If there’s nothing certain, as Ol’ Ben put it, but death and taxes, Hamlet wrestled with only part of the question in his most famous soliloquy:
To be, or not to be…. For in that sleep of death, what dreams may come!
(This passage must set the record for titles derived from a single chunk of text. Off the top of my head: What Dreams May Come, with Robin Williams. The Undiscovered Country, Star Trek. To Be or Not to Be, starring Jack Benny. Perchance to Dream, a book by the late Robert B. Parker. And I’ll bet there are at least a few more.)
Anyway, so Hamlet spoke on death. He covers taxes, too:
This heavy-headed revel, east and west, makes us traduced and taxed.
But it was another tax I’ve been thinking of lately, the tax to browse content on the Internet.
Advertising.
I have no problem with advertising per se. It’s a trade I’ve been willing to accept: Pay for my content by positioning ads where I can see them. Up to now, I’ve been content with that trade.
However, in the past few months, advertisers have, I believe, failed to uphold the implicit bargain as we struck it some years ago:
- There are an increasing number of interstitial ads, ads I must wait out or dismiss before seeing the content I clicked on. I don’t like it, but I understand it.
- The on-page ads have begun increasingly to use Flash, suck up bandwidth, and delay access to and responsiveness of the page I sought.
The latter has caused me to reach a breaking point — minor as it may be — and do something I vowed a year ago I wouldn’t do.
I installed Firefox so that I could use AdBlock Plus.
I pay Comcast for significant bandwidth already. That’s okay, because that’s a fair exchange; if I don’t like their rates, I can go back to Qwest, for example. But I’m tired of advertisers raising the cost of my clicking on content without offering an alternative.
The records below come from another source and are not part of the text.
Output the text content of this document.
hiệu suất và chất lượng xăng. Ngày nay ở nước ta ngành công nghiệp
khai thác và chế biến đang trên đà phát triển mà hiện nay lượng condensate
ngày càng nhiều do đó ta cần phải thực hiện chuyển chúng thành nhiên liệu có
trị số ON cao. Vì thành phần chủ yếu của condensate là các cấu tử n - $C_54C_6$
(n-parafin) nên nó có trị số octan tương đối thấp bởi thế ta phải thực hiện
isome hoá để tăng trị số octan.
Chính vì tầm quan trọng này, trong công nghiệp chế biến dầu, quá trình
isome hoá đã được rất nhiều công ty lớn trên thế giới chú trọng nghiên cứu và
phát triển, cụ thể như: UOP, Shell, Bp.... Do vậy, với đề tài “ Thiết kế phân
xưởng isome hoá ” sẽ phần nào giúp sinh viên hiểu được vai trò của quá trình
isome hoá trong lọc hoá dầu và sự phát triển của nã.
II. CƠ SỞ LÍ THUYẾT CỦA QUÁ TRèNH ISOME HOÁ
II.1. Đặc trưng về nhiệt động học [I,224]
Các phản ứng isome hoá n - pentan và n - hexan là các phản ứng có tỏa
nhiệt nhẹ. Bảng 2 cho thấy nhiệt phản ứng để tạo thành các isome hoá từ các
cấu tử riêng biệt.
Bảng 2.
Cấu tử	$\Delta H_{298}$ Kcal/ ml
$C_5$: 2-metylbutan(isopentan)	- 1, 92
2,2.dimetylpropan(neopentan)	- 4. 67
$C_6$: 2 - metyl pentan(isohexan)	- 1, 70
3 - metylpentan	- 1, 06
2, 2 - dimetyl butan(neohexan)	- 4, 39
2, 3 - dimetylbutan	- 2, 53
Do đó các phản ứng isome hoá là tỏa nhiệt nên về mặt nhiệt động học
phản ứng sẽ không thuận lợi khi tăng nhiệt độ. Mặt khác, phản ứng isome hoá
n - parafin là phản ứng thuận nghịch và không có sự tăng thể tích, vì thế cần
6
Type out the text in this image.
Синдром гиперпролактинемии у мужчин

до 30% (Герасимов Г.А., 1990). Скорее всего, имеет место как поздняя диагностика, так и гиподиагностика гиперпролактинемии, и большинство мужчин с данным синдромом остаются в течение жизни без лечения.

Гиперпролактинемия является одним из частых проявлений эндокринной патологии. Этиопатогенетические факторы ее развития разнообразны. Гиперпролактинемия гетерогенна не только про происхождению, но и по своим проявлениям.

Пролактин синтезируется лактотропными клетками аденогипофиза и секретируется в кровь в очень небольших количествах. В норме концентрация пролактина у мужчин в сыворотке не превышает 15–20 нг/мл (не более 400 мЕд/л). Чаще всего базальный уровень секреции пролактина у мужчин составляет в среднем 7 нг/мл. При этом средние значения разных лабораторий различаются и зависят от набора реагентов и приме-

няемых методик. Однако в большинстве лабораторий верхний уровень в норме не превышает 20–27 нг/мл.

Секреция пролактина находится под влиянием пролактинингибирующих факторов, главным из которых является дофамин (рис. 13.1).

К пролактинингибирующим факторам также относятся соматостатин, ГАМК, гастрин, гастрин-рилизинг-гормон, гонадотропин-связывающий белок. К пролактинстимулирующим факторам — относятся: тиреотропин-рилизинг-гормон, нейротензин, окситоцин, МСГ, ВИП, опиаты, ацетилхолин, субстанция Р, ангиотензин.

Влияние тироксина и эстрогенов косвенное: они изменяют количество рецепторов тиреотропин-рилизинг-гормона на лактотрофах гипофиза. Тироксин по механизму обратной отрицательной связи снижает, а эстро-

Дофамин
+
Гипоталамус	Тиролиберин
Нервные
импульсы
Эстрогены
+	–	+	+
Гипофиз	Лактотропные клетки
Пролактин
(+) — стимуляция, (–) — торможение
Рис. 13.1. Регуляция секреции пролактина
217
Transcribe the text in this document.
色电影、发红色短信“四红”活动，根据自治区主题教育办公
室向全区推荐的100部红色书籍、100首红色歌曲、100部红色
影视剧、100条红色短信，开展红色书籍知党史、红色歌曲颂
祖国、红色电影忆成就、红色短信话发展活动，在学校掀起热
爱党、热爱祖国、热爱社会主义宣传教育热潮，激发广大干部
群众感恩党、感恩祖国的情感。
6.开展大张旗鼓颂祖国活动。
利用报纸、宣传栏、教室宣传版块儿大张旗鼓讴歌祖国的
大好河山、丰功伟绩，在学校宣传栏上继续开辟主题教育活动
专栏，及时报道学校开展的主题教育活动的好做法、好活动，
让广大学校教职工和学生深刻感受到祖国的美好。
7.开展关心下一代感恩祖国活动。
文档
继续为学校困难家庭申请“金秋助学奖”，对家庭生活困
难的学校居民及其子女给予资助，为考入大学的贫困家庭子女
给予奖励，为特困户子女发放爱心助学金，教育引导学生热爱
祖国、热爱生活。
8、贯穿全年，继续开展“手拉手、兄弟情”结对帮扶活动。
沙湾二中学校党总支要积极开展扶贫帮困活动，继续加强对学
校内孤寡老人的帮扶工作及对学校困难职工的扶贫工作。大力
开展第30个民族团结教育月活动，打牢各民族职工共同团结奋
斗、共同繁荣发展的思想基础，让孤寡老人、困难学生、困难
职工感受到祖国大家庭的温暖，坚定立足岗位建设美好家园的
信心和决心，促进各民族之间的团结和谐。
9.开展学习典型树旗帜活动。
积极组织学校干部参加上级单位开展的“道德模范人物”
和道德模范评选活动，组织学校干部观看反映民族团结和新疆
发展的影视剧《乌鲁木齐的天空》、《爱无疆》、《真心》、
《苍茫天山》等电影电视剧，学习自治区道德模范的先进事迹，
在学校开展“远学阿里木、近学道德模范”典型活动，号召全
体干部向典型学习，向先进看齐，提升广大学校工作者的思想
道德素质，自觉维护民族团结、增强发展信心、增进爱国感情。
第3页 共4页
So I have installed my own alternative.
I don’t like Firefox, frankly. It’s clunky compared to both Chrome and IE, though faster than the latter. (Why the heck can’t Mozilla make Ctrl+Tab work? Is it because it’s a Microsoft idea and Not Invented Here? Please!) But AdBlock Plus seems designed for Firefox, and so I’ll trade the inconvenience of Firefox for the convenience of seeing a page before my kids graduate college.
I hate doing this. I feel like I’m breaking a bargain… but I’m not the one who broke the bargain first. If we go back to a world where advertising is lightweight, or if I have alternatives to pay for ad-free content, that’s a different deal. But to the advertisers of the world, I say: Give Me Back My Bandwidth and Responsiveness.
And so, at least for now, advertising is no longer “the undiscovered country from whose bourn no traveler returns.”
Whew. I’m glad I got that off my chest. Now back to our regular scheduled programming.